ゆえに、アルジェリア父子は、夫妻の息子ピエロを誘拐もしていない。

・ラストカットに飛躍してみよう。学校の校門前で知己のように落ち合う夫婦の息子ピエロとアルジェリア人の息子。彼らを見つめる定点カメラの存在により、彼らが結託していない事を同時に証明している(前半、夫が車で迎えにやってきた際は、夫の視点からカメラは可動していた)。けれどもほとんどの観客は、アルジェリア人の息子が、ピエロをそそのかして犯罪に加担させたのでは?という疑念を瞬間に持つことだろう。

・意図的に挿入された紛らわしいエピソードは妻の浮気の可能性だ。彼女が同じ職場の友人に泣きすがるシーンは、あたかもアルジェリア人父子にとって格好のゆすりネタになったかのように見えるが、目撃者はピエロの同級生か、同級生の親たちだった可能性も考えられるはずである。

・夫妻の家族の関係性、特に親子関係については図式的に捉えて観た。
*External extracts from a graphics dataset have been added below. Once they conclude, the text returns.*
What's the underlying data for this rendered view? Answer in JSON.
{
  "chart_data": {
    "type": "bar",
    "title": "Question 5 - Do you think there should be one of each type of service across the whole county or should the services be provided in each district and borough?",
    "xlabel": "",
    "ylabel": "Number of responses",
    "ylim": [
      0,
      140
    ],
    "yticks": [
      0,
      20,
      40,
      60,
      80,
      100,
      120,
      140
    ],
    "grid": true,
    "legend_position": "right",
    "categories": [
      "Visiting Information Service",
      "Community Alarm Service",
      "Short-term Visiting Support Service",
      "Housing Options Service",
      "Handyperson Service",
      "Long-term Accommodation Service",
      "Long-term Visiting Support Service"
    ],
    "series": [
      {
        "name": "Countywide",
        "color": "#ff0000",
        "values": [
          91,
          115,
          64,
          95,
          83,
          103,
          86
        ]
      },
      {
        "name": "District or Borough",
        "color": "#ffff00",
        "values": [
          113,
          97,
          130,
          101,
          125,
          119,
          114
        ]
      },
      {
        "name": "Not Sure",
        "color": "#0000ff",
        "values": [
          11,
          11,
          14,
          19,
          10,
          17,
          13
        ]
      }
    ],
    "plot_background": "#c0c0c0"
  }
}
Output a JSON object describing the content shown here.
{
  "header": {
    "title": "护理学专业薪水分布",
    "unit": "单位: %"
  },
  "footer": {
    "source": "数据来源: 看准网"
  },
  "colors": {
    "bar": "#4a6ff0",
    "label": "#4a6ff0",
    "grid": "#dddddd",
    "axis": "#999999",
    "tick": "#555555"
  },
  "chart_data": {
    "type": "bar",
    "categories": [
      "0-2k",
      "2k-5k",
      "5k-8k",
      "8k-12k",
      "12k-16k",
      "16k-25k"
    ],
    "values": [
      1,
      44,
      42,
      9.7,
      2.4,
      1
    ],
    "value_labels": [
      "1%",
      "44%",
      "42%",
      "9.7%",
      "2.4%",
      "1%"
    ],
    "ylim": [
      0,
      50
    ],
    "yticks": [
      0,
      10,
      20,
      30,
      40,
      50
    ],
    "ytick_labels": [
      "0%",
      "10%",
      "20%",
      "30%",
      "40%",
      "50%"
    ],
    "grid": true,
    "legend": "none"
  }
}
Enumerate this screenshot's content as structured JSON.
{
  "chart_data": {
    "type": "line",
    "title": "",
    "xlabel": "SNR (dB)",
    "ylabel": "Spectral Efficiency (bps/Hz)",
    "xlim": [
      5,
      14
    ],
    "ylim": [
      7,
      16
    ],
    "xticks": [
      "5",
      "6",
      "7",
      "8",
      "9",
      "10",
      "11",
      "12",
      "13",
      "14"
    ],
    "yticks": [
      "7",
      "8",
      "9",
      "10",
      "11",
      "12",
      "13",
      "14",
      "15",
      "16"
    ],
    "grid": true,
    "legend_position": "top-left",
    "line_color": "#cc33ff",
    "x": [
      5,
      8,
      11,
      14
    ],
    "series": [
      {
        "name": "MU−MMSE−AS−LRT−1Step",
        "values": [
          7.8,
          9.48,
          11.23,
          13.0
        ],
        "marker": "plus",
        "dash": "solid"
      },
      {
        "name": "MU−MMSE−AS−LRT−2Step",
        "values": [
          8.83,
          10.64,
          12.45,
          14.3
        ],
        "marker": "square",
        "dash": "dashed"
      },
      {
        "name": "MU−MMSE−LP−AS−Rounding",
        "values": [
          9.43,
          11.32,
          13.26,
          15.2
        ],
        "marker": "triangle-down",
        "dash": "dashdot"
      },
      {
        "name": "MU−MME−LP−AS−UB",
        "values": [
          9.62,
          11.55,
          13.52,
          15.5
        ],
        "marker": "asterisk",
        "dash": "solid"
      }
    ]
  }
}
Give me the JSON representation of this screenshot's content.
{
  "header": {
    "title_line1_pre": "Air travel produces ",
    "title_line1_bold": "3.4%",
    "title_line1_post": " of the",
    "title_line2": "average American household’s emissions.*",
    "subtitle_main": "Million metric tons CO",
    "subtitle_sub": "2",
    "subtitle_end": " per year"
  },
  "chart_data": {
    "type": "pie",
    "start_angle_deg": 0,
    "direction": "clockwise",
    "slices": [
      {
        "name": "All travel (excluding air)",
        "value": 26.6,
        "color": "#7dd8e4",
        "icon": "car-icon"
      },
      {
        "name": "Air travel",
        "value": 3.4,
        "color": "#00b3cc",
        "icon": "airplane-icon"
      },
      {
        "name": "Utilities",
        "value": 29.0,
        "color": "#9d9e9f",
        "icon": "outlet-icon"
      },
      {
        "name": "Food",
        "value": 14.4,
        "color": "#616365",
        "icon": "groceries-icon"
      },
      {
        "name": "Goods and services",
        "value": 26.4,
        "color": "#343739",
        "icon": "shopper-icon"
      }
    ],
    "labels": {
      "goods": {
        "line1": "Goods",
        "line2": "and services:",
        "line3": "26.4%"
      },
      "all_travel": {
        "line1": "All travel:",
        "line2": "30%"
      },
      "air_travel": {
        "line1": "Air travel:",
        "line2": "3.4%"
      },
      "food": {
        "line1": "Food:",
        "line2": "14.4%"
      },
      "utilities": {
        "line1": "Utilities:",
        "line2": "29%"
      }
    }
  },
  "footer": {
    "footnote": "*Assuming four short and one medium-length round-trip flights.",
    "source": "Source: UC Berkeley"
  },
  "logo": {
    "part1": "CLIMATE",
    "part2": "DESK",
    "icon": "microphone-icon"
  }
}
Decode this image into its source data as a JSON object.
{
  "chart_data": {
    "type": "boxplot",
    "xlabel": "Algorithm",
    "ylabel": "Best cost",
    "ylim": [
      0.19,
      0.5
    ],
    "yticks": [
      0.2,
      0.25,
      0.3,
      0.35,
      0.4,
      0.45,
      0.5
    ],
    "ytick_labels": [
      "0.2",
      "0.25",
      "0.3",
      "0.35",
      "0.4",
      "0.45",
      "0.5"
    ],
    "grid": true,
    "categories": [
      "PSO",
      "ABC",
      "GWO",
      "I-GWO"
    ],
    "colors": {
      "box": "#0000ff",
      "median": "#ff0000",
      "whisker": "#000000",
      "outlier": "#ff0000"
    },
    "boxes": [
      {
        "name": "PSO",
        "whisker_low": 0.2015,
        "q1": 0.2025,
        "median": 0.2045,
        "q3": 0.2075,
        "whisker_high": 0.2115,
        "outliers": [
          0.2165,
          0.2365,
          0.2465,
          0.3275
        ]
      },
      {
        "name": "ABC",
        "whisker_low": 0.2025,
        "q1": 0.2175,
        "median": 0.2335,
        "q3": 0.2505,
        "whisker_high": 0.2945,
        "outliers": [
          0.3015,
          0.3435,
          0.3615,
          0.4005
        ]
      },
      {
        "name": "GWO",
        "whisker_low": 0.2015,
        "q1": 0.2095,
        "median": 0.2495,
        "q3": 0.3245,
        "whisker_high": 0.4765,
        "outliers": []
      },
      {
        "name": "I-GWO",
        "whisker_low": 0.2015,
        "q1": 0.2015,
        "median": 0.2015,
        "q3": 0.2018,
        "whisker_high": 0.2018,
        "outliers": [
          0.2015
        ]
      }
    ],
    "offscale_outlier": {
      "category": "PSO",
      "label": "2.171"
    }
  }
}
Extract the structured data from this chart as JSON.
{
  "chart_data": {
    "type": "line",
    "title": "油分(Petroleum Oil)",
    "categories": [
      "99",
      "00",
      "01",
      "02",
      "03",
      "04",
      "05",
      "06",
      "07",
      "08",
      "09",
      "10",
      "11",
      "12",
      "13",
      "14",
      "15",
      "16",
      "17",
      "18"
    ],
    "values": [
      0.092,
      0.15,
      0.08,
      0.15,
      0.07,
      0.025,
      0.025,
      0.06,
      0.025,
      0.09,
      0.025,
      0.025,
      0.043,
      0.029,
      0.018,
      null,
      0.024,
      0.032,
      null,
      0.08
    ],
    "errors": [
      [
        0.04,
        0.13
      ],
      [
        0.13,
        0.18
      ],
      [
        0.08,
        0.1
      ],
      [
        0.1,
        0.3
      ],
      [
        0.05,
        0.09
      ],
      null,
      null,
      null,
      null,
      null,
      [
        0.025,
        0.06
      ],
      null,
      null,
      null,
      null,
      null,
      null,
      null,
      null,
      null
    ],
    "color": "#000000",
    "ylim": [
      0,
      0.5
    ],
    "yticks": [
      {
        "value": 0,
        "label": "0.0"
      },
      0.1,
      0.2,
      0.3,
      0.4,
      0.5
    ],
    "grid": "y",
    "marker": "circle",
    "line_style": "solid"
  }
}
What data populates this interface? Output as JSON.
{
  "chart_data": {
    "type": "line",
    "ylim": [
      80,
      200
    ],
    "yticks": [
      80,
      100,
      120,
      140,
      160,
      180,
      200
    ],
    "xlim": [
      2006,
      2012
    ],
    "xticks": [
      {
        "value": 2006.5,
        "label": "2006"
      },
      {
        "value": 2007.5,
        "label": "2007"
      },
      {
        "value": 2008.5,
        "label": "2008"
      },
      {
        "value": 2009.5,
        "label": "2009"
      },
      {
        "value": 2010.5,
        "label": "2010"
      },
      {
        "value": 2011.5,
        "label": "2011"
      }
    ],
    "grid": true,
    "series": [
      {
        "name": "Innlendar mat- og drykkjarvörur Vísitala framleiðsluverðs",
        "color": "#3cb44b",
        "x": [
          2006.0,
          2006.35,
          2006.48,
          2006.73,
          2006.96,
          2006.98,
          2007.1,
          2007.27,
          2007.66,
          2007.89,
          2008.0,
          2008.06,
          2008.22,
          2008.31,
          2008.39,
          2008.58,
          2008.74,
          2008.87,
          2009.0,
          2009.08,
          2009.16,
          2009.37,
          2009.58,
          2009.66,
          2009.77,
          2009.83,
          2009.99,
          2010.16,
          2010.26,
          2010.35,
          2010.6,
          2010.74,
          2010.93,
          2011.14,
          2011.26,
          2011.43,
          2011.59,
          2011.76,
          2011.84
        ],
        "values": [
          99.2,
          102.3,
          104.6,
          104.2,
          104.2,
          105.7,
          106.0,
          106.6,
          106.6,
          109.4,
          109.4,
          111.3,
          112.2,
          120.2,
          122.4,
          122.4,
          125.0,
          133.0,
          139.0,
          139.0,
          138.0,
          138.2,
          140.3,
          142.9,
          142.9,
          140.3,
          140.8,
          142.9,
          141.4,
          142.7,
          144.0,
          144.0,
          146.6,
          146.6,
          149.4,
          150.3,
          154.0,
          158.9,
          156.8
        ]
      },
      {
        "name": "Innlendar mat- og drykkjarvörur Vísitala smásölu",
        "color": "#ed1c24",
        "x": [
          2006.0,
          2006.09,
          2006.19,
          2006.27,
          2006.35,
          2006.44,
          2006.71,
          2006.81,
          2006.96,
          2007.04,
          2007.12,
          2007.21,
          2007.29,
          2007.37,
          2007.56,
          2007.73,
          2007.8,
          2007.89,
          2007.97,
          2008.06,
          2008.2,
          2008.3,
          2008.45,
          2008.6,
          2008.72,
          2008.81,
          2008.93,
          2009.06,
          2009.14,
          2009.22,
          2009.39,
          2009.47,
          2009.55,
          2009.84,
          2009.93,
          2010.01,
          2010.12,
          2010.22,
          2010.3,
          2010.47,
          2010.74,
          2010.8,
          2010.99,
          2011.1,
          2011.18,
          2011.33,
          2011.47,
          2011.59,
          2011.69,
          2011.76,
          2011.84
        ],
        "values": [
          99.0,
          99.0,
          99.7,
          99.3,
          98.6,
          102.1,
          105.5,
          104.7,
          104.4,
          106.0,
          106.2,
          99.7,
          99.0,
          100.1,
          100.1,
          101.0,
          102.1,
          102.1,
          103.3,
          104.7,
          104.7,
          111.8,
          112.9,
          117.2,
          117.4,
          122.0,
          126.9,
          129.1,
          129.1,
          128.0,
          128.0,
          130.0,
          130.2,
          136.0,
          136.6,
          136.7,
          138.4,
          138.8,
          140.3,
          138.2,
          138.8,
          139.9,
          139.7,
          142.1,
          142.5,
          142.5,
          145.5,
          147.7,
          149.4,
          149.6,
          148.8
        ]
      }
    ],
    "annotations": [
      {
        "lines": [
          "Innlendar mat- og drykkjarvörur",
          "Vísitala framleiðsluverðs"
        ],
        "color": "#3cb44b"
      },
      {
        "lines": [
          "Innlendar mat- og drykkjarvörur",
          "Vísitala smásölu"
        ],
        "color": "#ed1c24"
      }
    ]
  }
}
息子ピエロが母と父によって態度が異なるのは、"疚(やま)しさ"を対比的に表現したものである。母の浮気による疚しさは安易に疑っても、父の偏見主義は、未だ見抜いていないような素振りである。それは同時に、一貫してアルジェリア人息子とピエロの間には、父の偏見主義に関する情報共有の接点が無いことも証明している。

・夫の勤務するテレビ局に押しかけてきたアルジェリア人の息子の言葉が総て真実である(しかし、職場内に再度踏み込ませるなど、いっけん暴力的に見える演出が巧妙になされている)。
夫は、ここでも異人種への威嚇行動をさらけ出した。アルジェリア人の息子は応酬はしていなかった。

アルジェリア人息子とピエロは互いの因縁を知らないまま、後世代の人種の壁を越えたコミュニケーションを日常的にとっていた。

監督がビデオテープの悪戯をするから、こんな悲劇が起きたのでは? いいえ、監督はきっと「私は、フランス人夫婦にささやかな届け物をしただけだよ」というはず。私の偏見まで炙り出しておきながら。